- 2 1/4 – 2 1/2 lb firm waxy potatoes
- 1/4 cup butter
- 5 oz grated Beaufort (semihard) cheese
- 3 1/4 cups pints chicken broth
- salt and pepper
Peel the potatoes and cut into very thin, round slices. Dry very thoroughly in a clean cloth. Grease a wide, shallow ovenproof dish with some of the butter. Preheat the oven to 350°F. Arrange the potatoes in layers, seasoning with salt and freshly ground pepper and sprinkling each layer with grated cheese.
From French Regional Cooking
Katie: I was so looking forward to these potatoes! While a nice texture, they just weren’t all that. I’ve made many better tasting potatoes. That being said, I had a lot of fun using our mandolin to cut thin, even slices of the potatoes! The mandolin makes it so much easier to get uniform slices of anything. Ours goes in the dishwasher for fairly easy clean-up, and it isn’t hard to use. I made short work of the potatoes!

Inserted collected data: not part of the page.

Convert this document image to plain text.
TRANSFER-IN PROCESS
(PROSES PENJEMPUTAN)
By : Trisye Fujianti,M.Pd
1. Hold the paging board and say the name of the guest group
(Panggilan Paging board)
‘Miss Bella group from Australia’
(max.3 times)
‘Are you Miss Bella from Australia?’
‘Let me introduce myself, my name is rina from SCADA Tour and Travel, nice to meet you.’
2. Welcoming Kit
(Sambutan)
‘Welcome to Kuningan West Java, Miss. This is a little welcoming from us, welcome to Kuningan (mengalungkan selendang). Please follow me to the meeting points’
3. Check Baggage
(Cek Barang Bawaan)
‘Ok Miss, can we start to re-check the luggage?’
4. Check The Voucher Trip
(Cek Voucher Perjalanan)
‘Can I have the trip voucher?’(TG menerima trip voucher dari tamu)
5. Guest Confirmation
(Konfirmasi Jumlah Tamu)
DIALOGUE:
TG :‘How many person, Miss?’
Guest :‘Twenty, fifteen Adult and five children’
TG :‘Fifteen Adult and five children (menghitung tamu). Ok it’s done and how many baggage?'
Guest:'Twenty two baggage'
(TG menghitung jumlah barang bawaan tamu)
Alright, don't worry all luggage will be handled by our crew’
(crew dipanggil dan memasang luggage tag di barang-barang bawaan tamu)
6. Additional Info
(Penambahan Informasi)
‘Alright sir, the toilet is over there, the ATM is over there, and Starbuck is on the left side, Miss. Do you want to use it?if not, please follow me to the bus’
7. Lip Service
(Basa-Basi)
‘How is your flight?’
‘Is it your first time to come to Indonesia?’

This is not one of my favorite cookbooks. I like the way it is arranged by region and it has a fair number of pictures and the recipes are good. I also like the way it has recipes that the average person would make instead of just having fancy recipes that only a chef would make. However, the index is lacking. Instead of having a potato section, there are only a few recipes under “P” for potatoes. For instance, this one was under “C” for cheesy potatoes. I dislike that because it makes it almost impossible to find a recipe if you want to cook with a certain main ingredient! But I guess I can overlook the drawbacks due to the good things about it!
Gray: I agree with Katie about this recipe – it was ok, it just wasn’t a great recipe. I generally like the cookbook, but my results with it have been hit or miss. I think we will keep trying some different recipes to see what we like. The cookbook is filled with lots of examples of rustic French cooking and I want to try some more of the stews and one-pot type of recipes.